If you decide to start using extended Insert, be sure to test your environment with production data samples and a few different insert numbers to find the best values.

Be careful when increasing the number of inserts in a single query, so it may require:

  • Allocate more memory on the client side
  • Add max_allowed_packet parameter configuration for MySQL server.

Finally, it’s worth mentioning that according to Percona, you can use concurrent connections, partitions, and multiple buffer pools for better performance. Check out this post on their blog for more information.

The benchmark was run on a bare server with Centos 7 and MySQL 5.7 with an Xeon E3 @3.8 GHz processor, 32 GB OF RAM, and NVMe SSDS. MySQL’s benchmark tables use the InnoBD storage engine.

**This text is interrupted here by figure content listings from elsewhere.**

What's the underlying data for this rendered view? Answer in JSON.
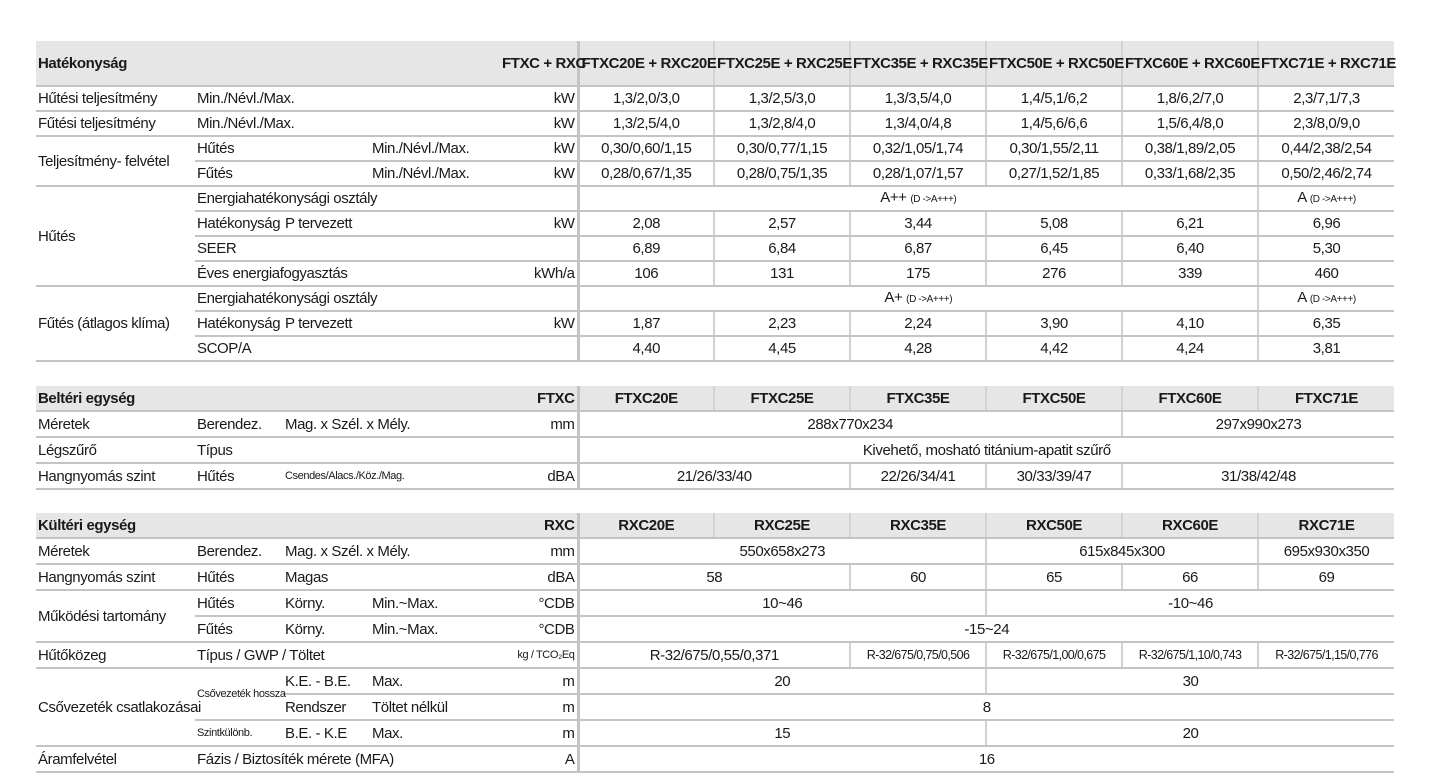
{
  "sections": [
    {
      "name": "hatekonysag",
      "rows": [
        {
          "head": true,
          "labels": [
            {
              "t": "Hatékonyság",
              "cs": 4
            }
          ],
          "unit": "FTXC + RXC",
          "values": [
            {
              "t": "FTXC20E +\nRXC20E"
            },
            {
              "t": "FTXC25E +\nRXC25E"
            },
            {
              "t": "FTXC35E +\nRXC35E"
            },
            {
              "t": "FTXC50E +\nRXC50E"
            },
            {
              "t": "FTXC60E +\nRXC60E"
            },
            {
              "t": "FTXC71E +\nRXC71E"
            }
          ]
        },
        {
          "labels": [
            {
              "t": "Hűtési teljesítmény"
            },
            {
              "t": "Min./Névl./Max.",
              "cs": 3
            }
          ],
          "unit": "kW",
          "values": [
            {
              "t": "1,3/2,0/3,0"
            },
            {
              "t": "1,3/2,5/3,0"
            },
            {
              "t": "1,3/3,5/4,0"
            },
            {
              "t": "1,4/5,1/6,2"
            },
            {
              "t": "1,8/6,2/7,0"
            },
            {
              "t": "2,3/7,1/7,3"
            }
          ]
        },
        {
          "labels": [
            {
              "t": "Fűtési teljesítmény"
            },
            {
              "t": "Min./Névl./Max.",
              "cs": 3
            }
          ],
          "unit": "kW",
          "values": [
            {
              "t": "1,3/2,5/4,0"
            },
            {
              "t": "1,3/2,8/4,0"
            },
            {
              "t": "1,3/4,0/4,8"
            },
            {
              "t": "1,4/5,6/6,6"
            },
            {
              "t": "1,5/6,4/8,0"
            },
            {
              "t": "2,3/8,0/9,0"
            }
          ]
        },
        {
          "labels": [
            {
              "t": "Teljesítmény-\nfelvétel",
              "rs": 2
            },
            {
              "t": "Hűtés",
              "cs": 2
            },
            {
              "t": "Min./Névl./Max."
            }
          ],
          "unit": "kW",
          "values": [
            {
              "t": "0,30/0,60/1,15"
            },
            {
              "t": "0,30/0,77/1,15"
            },
            {
              "t": "0,32/1,05/1,74"
            },
            {
              "t": "0,30/1,55/2,11"
            },
            {
              "t": "0,38/1,89/2,05"
            },
            {
              "t": "0,44/2,38/2,54"
            }
          ]
        },
        {
          "labels": [
            {
              "t": "Fűtés",
              "cs": 2
            },
            {
              "t": "Min./Névl./Max."
            }
          ],
          "unit": "kW",
          "values": [
            {
              "t": "0,28/0,67/1,35"
            },
            {
              "t": "0,28/0,75/1,35"
            },
            {
              "t": "0,28/1,07/1,57"
            },
            {
              "t": "0,27/1,52/1,85"
            },
            {
              "t": "0,33/1,68/2,35"
            },
            {
              "t": "0,50/2,46/2,74"
            }
          ]
        },
        {
          "labels": [
            {
              "t": "Hűtés",
              "rs": 4
            },
            {
              "t": "Energiahatékonysági osztály",
              "cs": 3
            }
          ],
          "unit": "",
          "values": [
            {
              "class": "A++",
              "range": "(D ->A+++)",
              "span": 5
            },
            {
              "class": "A",
              "range": "(D ->A+++)"
            }
          ]
        },
        {
          "labels": [
            {
              "t": "Hatékonyság"
            },
            {
              "t": "P tervezett",
              "cs": 2
            }
          ],
          "unit": "kW",
          "values": [
            {
              "t": "2,08"
            },
            {
              "t": "2,57"
            },
            {
              "t": "3,44"
            },
            {
              "t": "5,08"
            },
            {
              "t": "6,21"
            },
            {
              "t": "6,96"
            }
          ]
        },
        {
          "labels": [
            {
              "t": "SEER",
              "cs": 3
            }
          ],
          "unit": "",
          "values": [
            {
              "t": "6,89"
            },
            {
              "t": "6,84"
            },
            {
              "t": "6,87"
            },
            {
              "t": "6,45"
            },
            {
              "t": "6,40"
            },
            {
              "t": "5,30"
            }
          ]
        },
        {
          "labels": [
            {
              "t": "Éves energiafogyasztás",
              "cs": 3
            }
          ],
          "unit": "kWh/a",
          "values": [
            {
              "t": "106"
            },
            {
              "t": "131"
            },
            {
              "t": "175"
            },
            {
              "t": "276"
            },
            {
              "t": "339"
            },
            {
              "t": "460"
            }
          ]
        },
        {
          "labels": [
            {
              "t": "Fűtés\n(átlagos klíma)",
              "rs": 3
            },
            {
              "t": "Energiahatékonysági osztály",
              "cs": 3
            }
          ],
          "unit": "",
          "values": [
            {
              "class": "A+",
              "range": "(D ->A+++)",
              "span": 5
            },
            {
              "class": "A",
              "range": "(D ->A+++)"
            }
          ]
        },
        {
          "labels": [
            {
              "t": "Hatékonyság"
            },
            {
              "t": "P tervezett",
              "cs": 2
            }
          ],
          "unit": "kW",
          "values": [
            {
              "t": "1,87"
            },
            {
              "t": "2,23"
            },
            {
              "t": "2,24"
            },
            {
              "t": "3,90"
            },
            {
              "t": "4,10"
            },
            {
              "t": "6,35"
            }
          ]
        },
        {
          "labels": [
            {
              "t": "SCOP/A",
              "cs": 3
            }
          ],
          "unit": "",
          "values": [
            {
              "t": "4,40"
            },
            {
              "t": "4,45"
            },
            {
              "t": "4,28"
            },
            {
              "t": "4,42"
            },
            {
              "t": "4,24"
            },
            {
              "t": "3,81"
            }
          ]
        }
      ]
    },
    {
      "name": "belteri-egyseg",
      "rows": [
        {
          "head": true,
          "labels": [
            {
              "t": "Beltéri egység",
              "cs": 4
            }
          ],
          "unit": "FTXC",
          "values": [
            {
              "t": "FTXC20E"
            },
            {
              "t": "FTXC25E"
            },
            {
              "t": "FTXC35E"
            },
            {
              "t": "FTXC50E"
            },
            {
              "t": "FTXC60E"
            },
            {
              "t": "FTXC71E"
            }
          ]
        },
        {
          "labels": [
            {
              "t": "Méretek"
            },
            {
              "t": "Berendez."
            },
            {
              "t": "Mag. x Szél. x Mély.",
              "cs": 2
            }
          ],
          "unit": "mm",
          "values": [
            {
              "t": "288x770x234",
              "span": 4
            },
            {
              "t": "297x990x273",
              "span": 2
            }
          ]
        },
        {
          "labels": [
            {
              "t": "Légszűrő"
            },
            {
              "t": "Típus",
              "cs": 3
            }
          ],
          "unit": "",
          "values": [
            {
              "t": "Kivehető, mosható titánium-apatit szűrő",
              "span": 6
            }
          ]
        },
        {
          "labels": [
            {
              "t": "Hangnyomás szint"
            },
            {
              "t": "Hűtés"
            },
            {
              "t": "Csendes/Alacs./Köz./Mag.",
              "cs": 2,
              "small": true
            }
          ],
          "unit": "dBA",
          "values": [
            {
              "t": "21/26/33/40",
              "span": 2
            },
            {
              "t": "22/26/34/41"
            },
            {
              "t": "30/33/39/47"
            },
            {
              "t": "31/38/42/48",
              "span": 2
            }
          ]
        }
      ]
    },
    {
      "name": "kulteri-egyseg",
      "rows": [
        {
          "head": true,
          "labels": [
            {
              "t": "Kültéri egység",
              "cs": 4
            }
          ],
          "unit": "RXC",
          "values": [
            {
              "t": "RXC20E"
            },
            {
              "t": "RXC25E"
            },
            {
              "t": "RXC35E"
            },
            {
              "t": "RXC50E"
            },
            {
              "t": "RXC60E"
            },
            {
              "t": "RXC71E"
            }
          ]
        },
        {
          "labels": [
            {
              "t": "Méretek"
            },
            {
              "t": "Berendez."
            },
            {
              "t": "Mag. x Szél. x Mély.",
              "cs": 2
            }
          ],
          "unit": "mm",
          "values": [
            {
              "t": "550x658x273",
              "span": 3
            },
            {
              "t": "615x845x300",
              "span": 2
            },
            {
              "t": "695x930x350"
            }
          ]
        },
        {
          "labels": [
            {
              "t": "Hangnyomás szint"
            },
            {
              "t": "Hűtés"
            },
            {
              "t": "Magas",
              "cs": 2
            }
          ],
          "unit": "dBA",
          "values": [
            {
              "t": "58",
              "span": 2
            },
            {
              "t": "60"
            },
            {
              "t": "65"
            },
            {
              "t": "66"
            },
            {
              "t": "69"
            }
          ]
        },
        {
          "labels": [
            {
              "t": "Működési\ntartomány",
              "rs": 2
            },
            {
              "t": "Hűtés"
            },
            {
              "t": "Körny."
            },
            {
              "t": "Min.~Max."
            }
          ],
          "unit": "°CDB",
          "values": [
            {
              "t": "10~46",
              "span": 3
            },
            {
              "t": "-10~46",
              "span": 3
            }
          ]
        },
        {
          "labels": [
            {
              "t": "Fűtés"
            },
            {
              "t": "Körny."
            },
            {
              "t": "Min.~Max."
            }
          ],
          "unit": "°CDB",
          "values": [
            {
              "t": "-15~24",
              "span": 6
            }
          ]
        },
        {
          "labels": [
            {
              "t": "Hűtőközeg"
            },
            {
              "t": "Típus / GWP / Töltet",
              "cs": 3
            }
          ],
          "unit": "kg / TCO₂Eq",
          "unit_small": true,
          "values": [
            {
              "t": "R-32/675/0,55/0,371",
              "span": 2
            },
            {
              "t": "R-32/675/0,75/0,506",
              "small": true
            },
            {
              "t": "R-32/675/1,00/0,675",
              "small": true
            },
            {
              "t": "R-32/675/1,10/0,743",
              "small": true
            },
            {
              "t": "R-32/675/1,15/0,776",
              "small": true
            }
          ]
        },
        {
          "labels": [
            {
              "t": "Csővezeték\ncsatlakozásai",
              "rs": 3
            },
            {
              "t": "Csővezeték\nhossza",
              "rs": 2,
              "small": true
            },
            {
              "t": "K.E. - B.E."
            },
            {
              "t": "Max."
            }
          ],
          "unit": "m",
          "values": [
            {
              "t": "20",
              "span": 3
            },
            {
              "t": "30",
              "span": 3
            }
          ]
        },
        {
          "labels": [
            {
              "t": "Rendszer"
            },
            {
              "t": "Töltet nélkül"
            }
          ],
          "unit": "m",
          "values": [
            {
              "t": "8",
              "span": 6
            }
          ]
        },
        {
          "labels": [
            {
              "t": "Szintkülönb.",
              "small": true
            },
            {
              "t": "B.E. - K.E"
            },
            {
              "t": "Max."
            }
          ],
          "unit": "m",
          "values": [
            {
              "t": "15",
              "span": 3
            },
            {
              "t": "20",
              "span": 3
            }
          ]
        },
        {
          "labels": [
            {
              "t": "Áramfelvétel"
            },
            {
              "t": "Fázis / Biztosíték mérete (MFA)",
              "cs": 3
            }
          ],
          "unit": "A",
          "values": [
            {
              "t": "16",
              "span": 6
            }
          ]
        }
      ]
    }
  ]
}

The source code for the benchmark is saved atgistThe result graph is saved inplot.lyOn.

If you find any mistakes in your translation or other areas that need to be improved, you are welcome to the Nuggets Translation Program to revise and PR your translation, and you can also get the corresponding reward points. The permanent link to this article at the beginning of this article is the MarkDown link to this article on GitHub.


The Nuggets Translation Project is a community that translates quality Internet technical articles from English sharing articles on nuggets. The content covers Android, iOS, front-end, back-end, blockchain, products, design, artificial intelligence and other fields. If you want to see more high-quality translation, please continue to pay attention to the Translation plan of Digging Gold, the official Weibo, Zhihu column.